Le film d’Elio Petri est une analyse grotesque et glaçante de la névrose du pouvoir. Le meurtre n’est pas une fin, mais le moyen d’une expérience psychologique sur l’impunité. Gian Maria Volonté offre une performance magistrale en homme qui n’est pas simplement corrompu, mais qui s’identifie si complètement à l’autorité répressive de l’État qu’il se considère au-dessus de la loi elle-même.
Les mains sur la ville (1963)
À Naples, l’effondrement d’un immeuble résidentiel déclenche une enquête parlementaire. Au centre de l’histoire se trouve le promoteur immobilier Edoardo Nottola, un homme sans scrupules qui, par des alliances politiques et des manœuvres spéculatives, vise à devenir conseiller à l’urbanisme pour contrôler le développement de la ville.
Chef-d’œuvre du « cinema d’impegno civile » italien signé Francesco Rosi, le film est une dénonciation impitoyable et quasi documentaire de la spéculation immobilière et de la collusion entre pouvoir économique et politique. Avec un style presque néoréaliste, Rosi ne se contente pas de raconter une histoire mais révèle un mécanisme : celui d’un système où le profit privé l’emporte sur le bien public, une analyse terriblement actuelle.
La Soif du mal (1958)
Dans une ville frontière trouble entre le Mexique et les États-Unis, un agent mexicain des stupéfiants, Mike Vargas, s’oppose au capitaine de police américain Hank Quinlan lors d’une enquête sur un attentat à la bombe. Vargas découvre vite que Quinlan, malgré sa réputation de policier légendaire, a l’habitude de fabriquer des preuves pour faire condamner les criminels.
Orson Welles réalise et joue dans l’un des plus grands noirs de tous les temps, un film indépendant baroque et décadent sur la corruption morale. Quinlan est une figure monumentale et tragique, un homme dont la soif de justice est tellement pervertie qu’elle fait de lui un monstre. Le film dissout toutes les frontières, non seulement géographiques mais aussi éthiques, entre le bien et le mal, la loi et le crime.
Tous les hommes du roi (1949)
Le film suit l’ascension et la chute de Willie Stark, un homme politique populiste du Sud des États-Unis. Initialement honnête et déterminé à combattre la corruption, Stark est progressivement consumé par le pouvoir qu’il accumule, devenant un leader impitoyable et manipulateur, à l’image de ceux contre lesquels il s’était battu.

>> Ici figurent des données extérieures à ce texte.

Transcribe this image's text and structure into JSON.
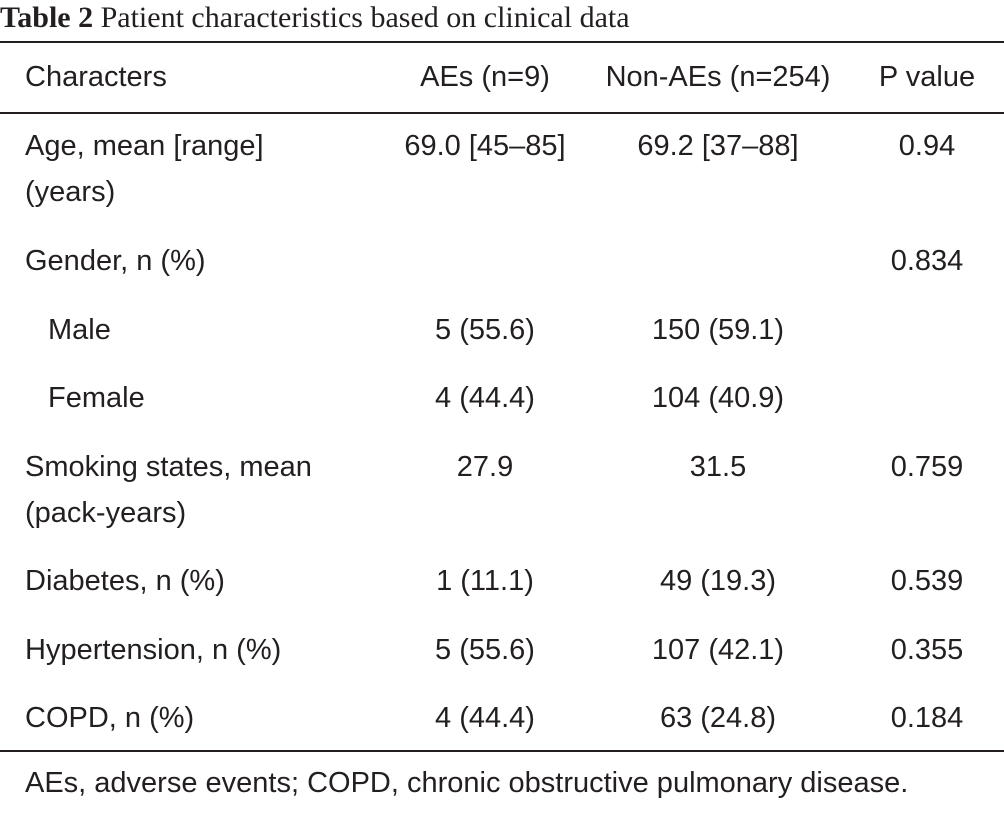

Inspiré par la figure du gouverneur de Louisiane Huey Long, ce film est une parabole tragique sur la nature corruptrice du pouvoir. Contrairement au film de Capra, il n’y a ici aucune rédemption. L’analyse de Robert Rossen est impitoyable : la corruption n’est pas un mal à éradiquer, mais un virus qui infecte même les meilleures intentions, transformant le héros en tyran.
Mr. Smith Goes to Washington (1939)
Jeune leader naïf et idéaliste, Jefferson Smith est nommé au Sénat des États-Unis. Ses projets entrent immédiatement en conflit avec un système politique corrompu et les manœuvres de son propre mentor. Smith doit mener un combat solitaire pour défendre ses principes et l’intégrité des institutions démocratiques.
L’analyse de Frank Capra est un conte moral qui incarne la foi américaine dans la capacité de l’individu à racheter le système. Bien que cela puisse sembler optimiste aujourd’hui, le film est une étape majeure qui établit le conflit archétypal entre l’idéalisme individuel et la corruption enracinée, montrant comment la dénonciation des malversations politiques était déjà un sujet brûlant à l’époque des débuts d’Hollywood.